When hunting wildlife, you must wait for a certain season to open up.
However, when you want to hunt human feelings, you simply turn to social media; it’s open season.
I want to start with something I saw numerous times this week. References to unhoused individuals as “those people” were on the tame end.
I don’t know what it is about individuals who enjoy picking on people who can’t defend themselves. Does it make you feel bigger? Does it give you a false sense of entitlement? I’ll never understand what drives individuals to bully and belittle others.
Before you give me, “Look what they do to the city, they steal, they do drugs … blah … blah … blah …” it’s a bunch of malarky.
As a former member of the unhoused community, I can tell you, most of them do none of the above. Also, not all the crimes you see committed are caused by unhoused. Lastly, being unhoused is not illegal.
As I addressed someone online this week, loitering, theft under $5,000 and other summary crimes have a large berth for the Crown Attorney and officers to judge if and when they are laid.
Laughingly enough, most of the individuals commenting on crimes committed by others, commit crimes themselves daily.
Speeding, failing to stop and cyberbullying (sec. 264 criminal code, look it up) to name a few.

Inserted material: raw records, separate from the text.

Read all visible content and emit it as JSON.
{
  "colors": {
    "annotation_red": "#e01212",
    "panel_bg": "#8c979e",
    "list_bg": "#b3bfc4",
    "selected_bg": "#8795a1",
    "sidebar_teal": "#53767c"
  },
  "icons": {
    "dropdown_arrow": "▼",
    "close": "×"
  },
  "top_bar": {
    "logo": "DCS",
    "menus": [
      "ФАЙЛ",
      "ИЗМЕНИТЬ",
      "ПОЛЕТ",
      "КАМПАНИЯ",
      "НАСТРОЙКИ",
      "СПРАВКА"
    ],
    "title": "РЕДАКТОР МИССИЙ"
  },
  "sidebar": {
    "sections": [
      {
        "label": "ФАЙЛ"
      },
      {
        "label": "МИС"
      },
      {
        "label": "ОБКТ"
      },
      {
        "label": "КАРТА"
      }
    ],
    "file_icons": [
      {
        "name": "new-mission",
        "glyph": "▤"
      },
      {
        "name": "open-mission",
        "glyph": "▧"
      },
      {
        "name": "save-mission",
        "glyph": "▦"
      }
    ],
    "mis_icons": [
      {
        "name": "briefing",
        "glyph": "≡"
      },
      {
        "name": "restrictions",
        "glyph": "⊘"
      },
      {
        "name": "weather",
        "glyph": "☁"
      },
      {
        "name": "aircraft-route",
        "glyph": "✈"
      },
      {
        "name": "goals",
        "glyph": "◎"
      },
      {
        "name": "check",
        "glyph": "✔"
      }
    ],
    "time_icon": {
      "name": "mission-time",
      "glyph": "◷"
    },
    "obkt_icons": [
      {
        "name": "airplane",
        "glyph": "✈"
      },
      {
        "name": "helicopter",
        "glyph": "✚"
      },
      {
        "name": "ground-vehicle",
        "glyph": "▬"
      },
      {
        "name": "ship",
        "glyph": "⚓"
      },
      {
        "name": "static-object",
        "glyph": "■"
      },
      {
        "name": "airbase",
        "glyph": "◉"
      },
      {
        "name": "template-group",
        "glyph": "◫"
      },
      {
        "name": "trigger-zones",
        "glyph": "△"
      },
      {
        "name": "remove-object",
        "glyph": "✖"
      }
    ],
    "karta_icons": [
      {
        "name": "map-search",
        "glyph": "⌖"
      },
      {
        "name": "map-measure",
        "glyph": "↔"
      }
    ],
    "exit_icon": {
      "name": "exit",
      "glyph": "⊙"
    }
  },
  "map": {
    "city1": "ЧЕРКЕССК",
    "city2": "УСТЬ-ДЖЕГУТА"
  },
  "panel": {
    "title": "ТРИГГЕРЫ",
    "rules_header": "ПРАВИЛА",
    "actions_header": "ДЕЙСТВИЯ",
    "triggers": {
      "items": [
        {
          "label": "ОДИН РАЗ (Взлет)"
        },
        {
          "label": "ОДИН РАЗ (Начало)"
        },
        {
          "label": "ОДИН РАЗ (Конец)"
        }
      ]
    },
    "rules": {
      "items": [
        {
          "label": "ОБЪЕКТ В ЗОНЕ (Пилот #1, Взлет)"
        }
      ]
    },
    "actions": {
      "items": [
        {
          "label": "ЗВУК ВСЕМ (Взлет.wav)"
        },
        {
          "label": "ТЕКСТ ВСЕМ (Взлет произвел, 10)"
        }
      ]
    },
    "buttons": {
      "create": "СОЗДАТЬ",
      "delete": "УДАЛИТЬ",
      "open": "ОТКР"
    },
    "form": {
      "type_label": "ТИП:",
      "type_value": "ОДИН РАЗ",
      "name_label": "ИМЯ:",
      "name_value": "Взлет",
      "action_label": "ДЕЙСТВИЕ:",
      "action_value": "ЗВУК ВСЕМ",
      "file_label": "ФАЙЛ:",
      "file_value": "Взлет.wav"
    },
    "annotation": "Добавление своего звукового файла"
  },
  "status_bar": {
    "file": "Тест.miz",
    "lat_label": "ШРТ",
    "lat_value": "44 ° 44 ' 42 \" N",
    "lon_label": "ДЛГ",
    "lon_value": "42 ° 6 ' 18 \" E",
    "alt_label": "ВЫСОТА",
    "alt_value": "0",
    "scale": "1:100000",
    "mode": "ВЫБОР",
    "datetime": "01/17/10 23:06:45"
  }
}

What makes one petty crime worse for society than another? When are some laws okay to break, but others not?
Very few individuals choose to be unhoused, and even fewer choose addiction. No one wants to suffer mental health issues that mainly go untreated by our health care system.

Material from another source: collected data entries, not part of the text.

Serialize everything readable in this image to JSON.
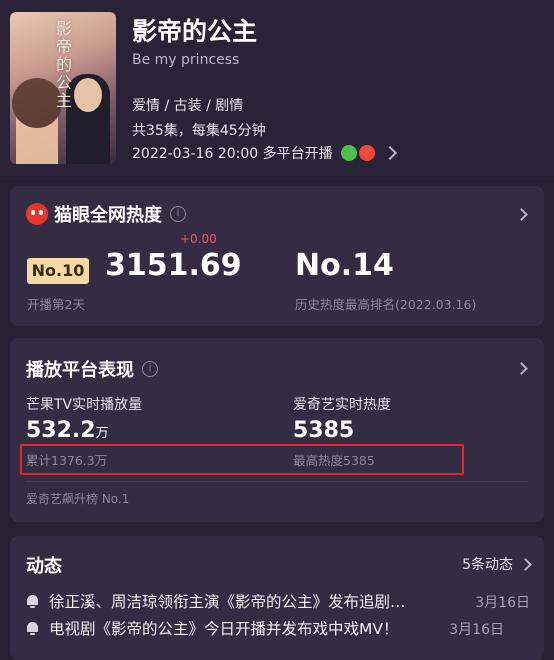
{
  "show": {
    "title": "影帝的公主",
    "subtitle": "Be my princess",
    "genre": "爱情 / 古装 / 剧情",
    "episodes": "共35集，每集45分钟",
    "air": "2022-03-16 20:00 多平台开播",
    "poster_title": "影帝的公主"
  },
  "heat": {
    "title": "猫眼全网热度",
    "rank_badge": "No.10",
    "value": "3151.69",
    "delta": "+0.00",
    "days": "开播第2天",
    "best_rank": "No.14",
    "best_rank_label": "历史热度最高排名(2022.03.16)"
  },
  "platform": {
    "title": "播放平台表现",
    "mango_label": "芒果TV实时播放量",
    "mango_value": "532.2",
    "mango_unit": "万",
    "mango_total": "累计1376.3万",
    "iqiyi_label": "爱奇艺实时热度",
    "iqiyi_value": "5385",
    "iqiyi_max": "最高热度5385",
    "iqiyi_chart": "爱奇艺飙升榜 No.1"
  },
  "news": {
    "title": "动态",
    "count": "5条动态",
    "items": [
      {
        "text": "徐正溪、周洁琼领衔主演《影帝的公主》发布追剧…",
        "date": "3月16日"
      },
      {
        "text": "电视剧《影帝的公主》今日开播并发布戏中戏MV！",
        "date": "3月16日"
      }
    ]
  },
  "colors": {
    "background": "#262033",
    "card": "#342c43",
    "badge": "#f4d9a4",
    "delta": "#ff4f5e",
    "highlight_box": "#e2262b"
  }
}
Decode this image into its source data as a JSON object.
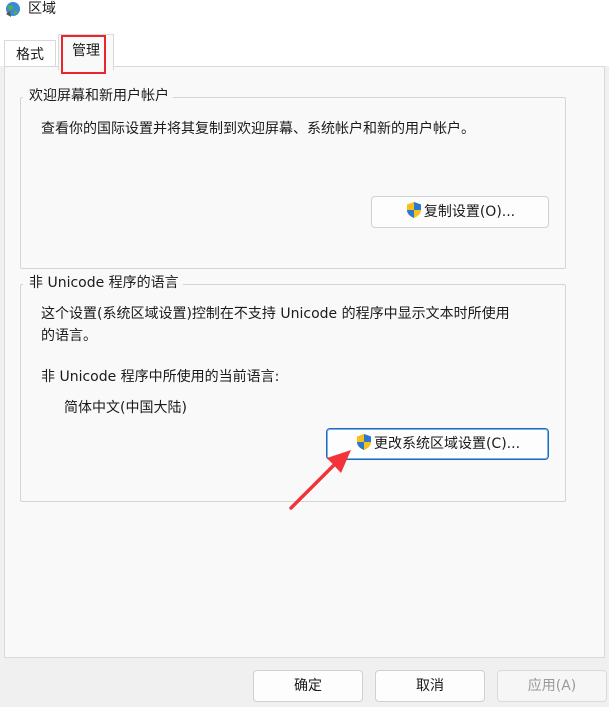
{
  "window": {
    "title": "区域",
    "icon": "globe-icon"
  },
  "tabs": [
    {
      "label": "格式",
      "active": false
    },
    {
      "label": "管理",
      "active": true
    }
  ],
  "welcome_group": {
    "legend": "欢迎屏幕和新用户帐户",
    "description": "查看你的国际设置并将其复制到欢迎屏幕、系统帐户和新的用户帐户。",
    "button_label": "复制设置(O)...",
    "button_icon": "uac-shield-icon"
  },
  "non_unicode_group": {
    "legend": "非 Unicode 程序的语言",
    "description_line1": "这个设置(系统区域设置)控制在不支持 Unicode 的程序中显示文本时所使用",
    "description_line2": "的语言。",
    "current_label": "非 Unicode 程序中所使用的当前语言:",
    "current_value": "简体中文(中国大陆)",
    "button_label": "更改系统区域设置(C)...",
    "button_icon": "uac-shield-icon"
  },
  "footer": {
    "ok_label": "确定",
    "cancel_label": "取消",
    "apply_label": "应用(A)"
  },
  "annotations": {
    "highlight_color": "#e8262c",
    "arrow_color": "#f2343a"
  }
}
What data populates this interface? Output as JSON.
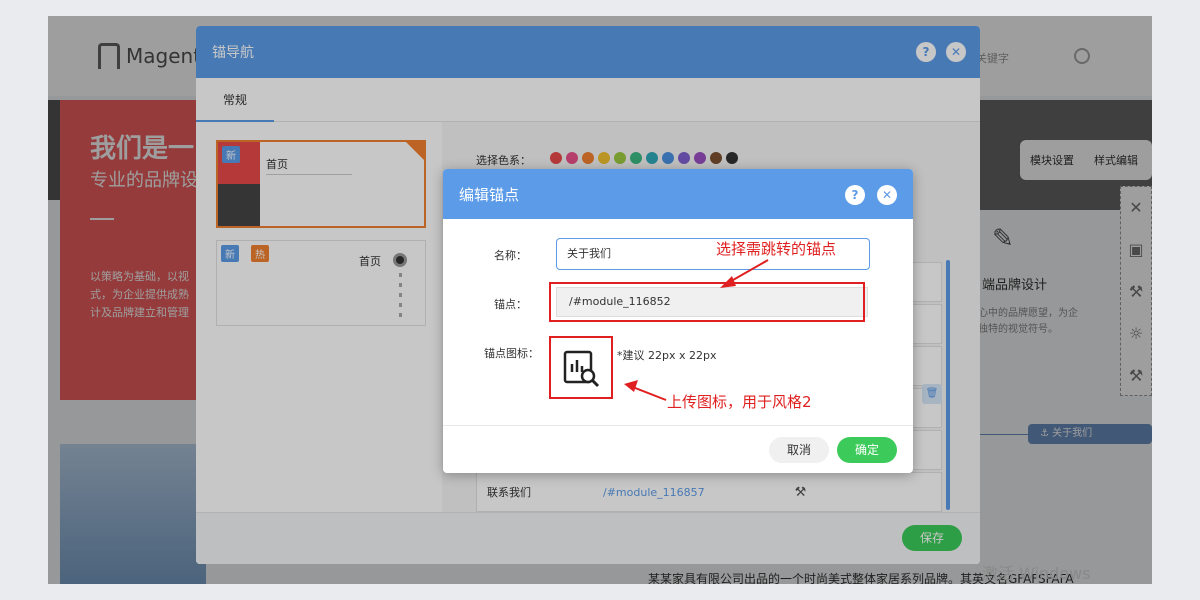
{
  "background_page": {
    "logo_text": "Magento",
    "search_placeholder": "关键字",
    "hero_title": "我们是一",
    "hero_subtitle": "专业的品牌设",
    "hero_text_lines": [
      "以策略为基础，以视",
      "式，为企业提供成熟",
      "计及品牌建立和管理"
    ],
    "module_settings": "模块设置",
    "style_edit": "样式编辑",
    "brand_design_title": "端品牌设计",
    "brand_design_text": [
      "心中的品牌愿望，为企",
      "独特的视觉符号。"
    ],
    "anchor_tag": "关于我们",
    "bottom_text": "某某家具有限公司出品的一个时尚美式整体家居系列品牌。其英文名GFAFSFAFA",
    "watermark": "激活 Windows"
  },
  "anchor_nav_modal": {
    "title": "锚导航",
    "tab_general": "常规",
    "style1_label": "首页",
    "style2_label": "首页",
    "badge_new": "新",
    "badge_hot": "热",
    "color_scheme_label": "选择色系：",
    "colors": [
      "#e84a4a",
      "#e8508a",
      "#f08030",
      "#f0c030",
      "#9bc840",
      "#3cb880",
      "#30a8b8",
      "#4a90e0",
      "#8060d0",
      "#9a50c0",
      "#7a5030",
      "#333333"
    ],
    "row_link_text": "联系我们",
    "row_link_anchor": "/#module_116857",
    "save": "保存"
  },
  "edit_anchor_dialog": {
    "title": "编辑锚点",
    "name_label": "名称：",
    "name_value": "关于我们",
    "anchor_label": "锚点：",
    "anchor_value": "/#module_116852",
    "icon_label": "锚点图标：",
    "icon_hint": "*建议 22px x 22px",
    "cancel": "取消",
    "confirm": "确定"
  },
  "annotations": {
    "select_anchor": "选择需跳转的锚点",
    "upload_icon": "上传图标，用于风格2"
  }
}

Enough about the unhoused, for now
As we head back into school season, some kids are dreading day one. Summer may have given them a small break from the constant bullying, teasing, and name-calling that awaits them on Tuesday.
As a kid, you can imagine what I was called when they took one letter out of my last name, but at least I got a break from it.
Back then, you could come home from school, be surrounded by family and not worry about what others said about you. Today, it’s 24-7 non-stop abuse, in person and virtually, the latter is generally worse.
We don’t have to look far to see who to blame for the mess. It’s not the school boards, it’s not the students, it’s their role models.
If, as a society of supposedly adults, we condone online bullying among ourselves, isn’t it hypocritical to tell younger generations to stop?So, instead of getting up on your high horse and calling other’s names to make yourself feel better, take a deep breath.
Look inside and address why you feel the need to belittle others, fix yourself first.
Leave everyone else alone, for once. The world would be a much nicer place for it.